A nossa identidade vale mais do que uma rubrica do Orçamento de Estado. Porventura valerá mais do que um por cento. Identificamo-nos com as séries que vemos em casa, os filmes premiados, as exposições que visitamos e a peça de teatro que acabou de estrear. A cultura define quem nós somos, projecta os nossos medos e as inseguranças, mas também nos desafia a partilhar memórias e a esboçar ideias de um futuro, mais ou menos próximo. 

Qualquer definição de cultura é redutora, e sentimo-lo quando estamos confinados em casa, privados de espaço público. Porque sem cultura, os dias, mais do que cinzentos, seriam vazios, sem sentido. Cultura também pode ser o culto do futebol, na parafernália de camisolas e cachecóis; é também a nossa relação com a ciência. Porque, segundo Leonardo da Vinci, atrás de um pensamento está uma emoção. Uma emoção que é interior, mas que também é partilhada. 

Nesse sentido, cultura é muito mais do que o sector cultural e criativo. A cultura está nos novos projectos, nas ruas, na criatividade e na disrupção, mas também na preservação da memória, nas grandes salas de outrora, da ópera ao cineteatro, ao museu e ao monumento. E vai muito além das políticas sectoriais, porque está presente em várias dimensões dos nossos dias. A cultura pode até fazer a diferença, para fazer um dia valer a pena. 
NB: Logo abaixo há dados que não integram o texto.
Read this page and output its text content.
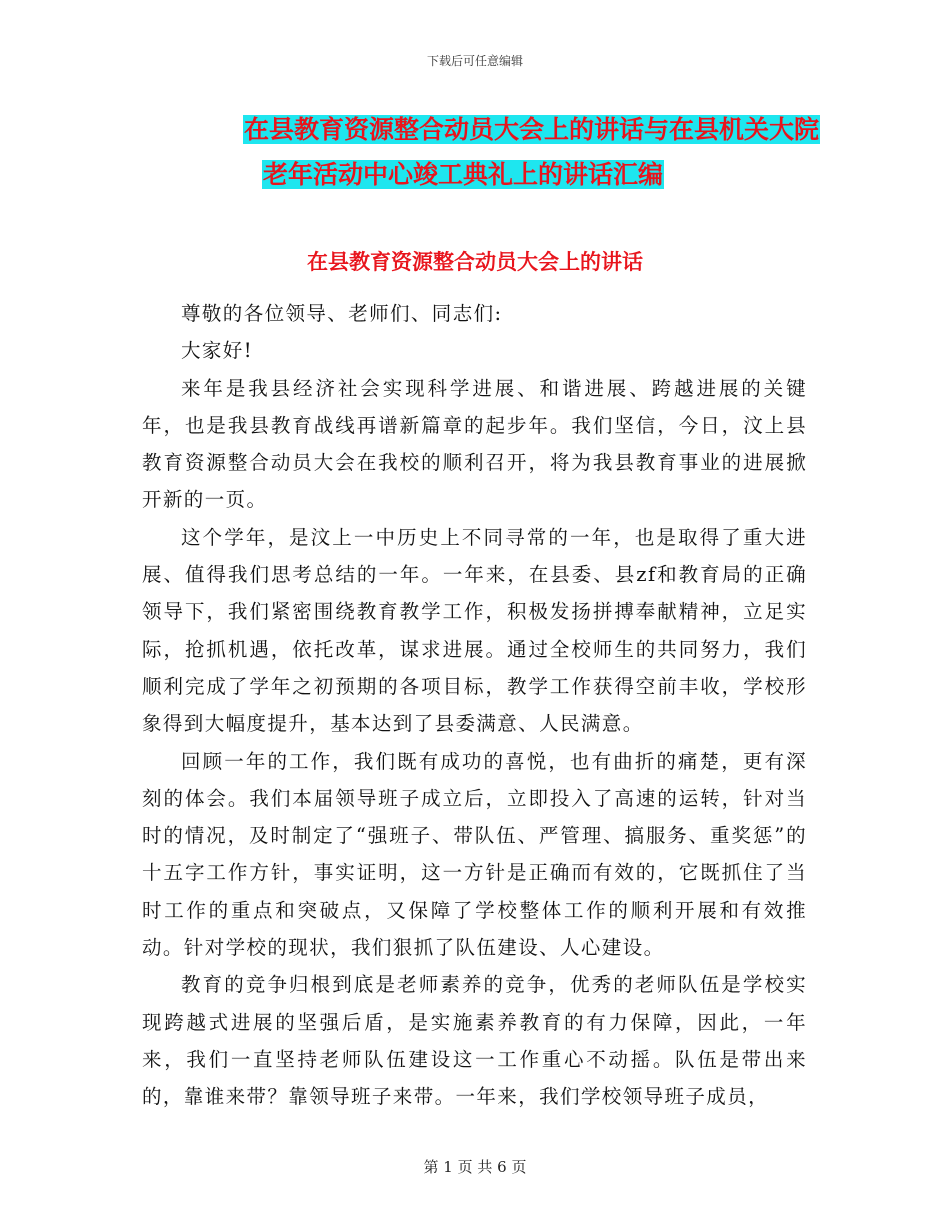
下载后可任意编辑
在县教育资源整合动员大会上的讲话与在县机关大院
老年活动中心竣工典礼上的讲话汇编
在县教育资源整合动员大会上的讲话

尊敬的各位领导、老师们、同志们:

大家好!

来年是我县经济社会实现科学进展、和谐进展、跨越进展的关键年，也是我县教育战线再谱新篇章的起步年。我们坚信，今日，汶上县教育资源整合动员大会在我校的顺利召开，将为我县教育事业的进展掀开新的一页。

这个学年，是汶上一中历史上不同寻常的一年，也是取得了重大进展、值得我们思考总结的一年。一年来，在县委、县zf和教育局的正确领导下，我们紧密围绕教育教学工作，积极发扬拼搏奉献精神，立足实际，抢抓机遇，依托改革，谋求进展。通过全校师生的共同努力，我们顺利完成了学年之初预期的各项目标，教学工作获得空前丰收，学校形象得到大幅度提升，基本达到了县委满意、人民满意。

回顾一年的工作，我们既有成功的喜悦，也有曲折的痛楚，更有深刻的体会。我们本届领导班子成立后，立即投入了高速的运转，针对当时的情况，及时制定了“强班子、带队伍、严管理、搞服务、重奖惩”的十五字工作方针，事实证明，这一方针是正确而有效的，它既抓住了当时工作的重点和突破点，又保障了学校整体工作的顺利开展和有效推动。针对学校的现状，我们狠抓了队伍建设、人心建设。

教育的竞争归根到底是老师素养的竞争，优秀的老师队伍是学校实现跨越式进展的坚强后盾，是实施素养教育的有力保障，因此，一年来，我们一直坚持老师队伍建设这一工作重心不动摇。队伍是带出来的，靠谁来带？靠领导班子来带。一年来，我们学校领导班子成员，

第 1 页 共 6 页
É por isso que temo uma desconsideração da cultura, quando 2020 traz tantos problemas para resolver. É que ter salas vazias, sem cuidar da sobrevivência da produção cultural, é um problema incalculável. Um afastamento da cultura significa indiferença perante o mundo, e faz crescer a desmemória e a despertença. Nesse vazio existencial, cresce o medo, dos problemas reais e imaginários, que o mundo possa ser tão aberto, ou que haja espaço para a diferença. Alastra a intolerância, enquanto cresce a apatia. E ganham poder as soluções simplistas e redutoras, do “não ter medo da pandemia" que afecta “maricas”.

Perante ameaças de ficarmos presos em arquipélagos, só pode haver haver mais confiança na troca cultural. Em manter vivo um sector, e também quem dele vive, e a integrá-lo cada vez mais em redes. Porque é também a dar voz ao que de melhor se faz lá fora, que o que se cria cá dentro ganha expressão. Porque a pandemia mostrou, uma vez mais, como estamos todos ligados, e como a resposta aos grandes problemas só pode ser conjunta, mas apoiada na nossa diversidade.

Essa atitude mantém-se, entre artes e ciências, porque num ano em que é tão difícil fazer planos, a necessidade de adaptação foi transversal em todas as áreas. Enquanto os laboratórios mudaram linhas de investigação científica em todo o mundo, as instituições culturais fizeram um trabalho de bastidores de reprogramação, nem sempre visível pelo público. Porque, entre salas com metade da lotação e salas de exposição que fecham mais cedo, poderão até surgir novos formatos neste novo normal. 

Entretanto, criadores de várias áreas transmitem online o que fazem, a partir de casa, melhorando o confinamento de quem os vê. Mas, mais do que pedir salas cheias, é preciso manter o que poderá fazer ainda mais falta no futuro, quando tudo isto passar.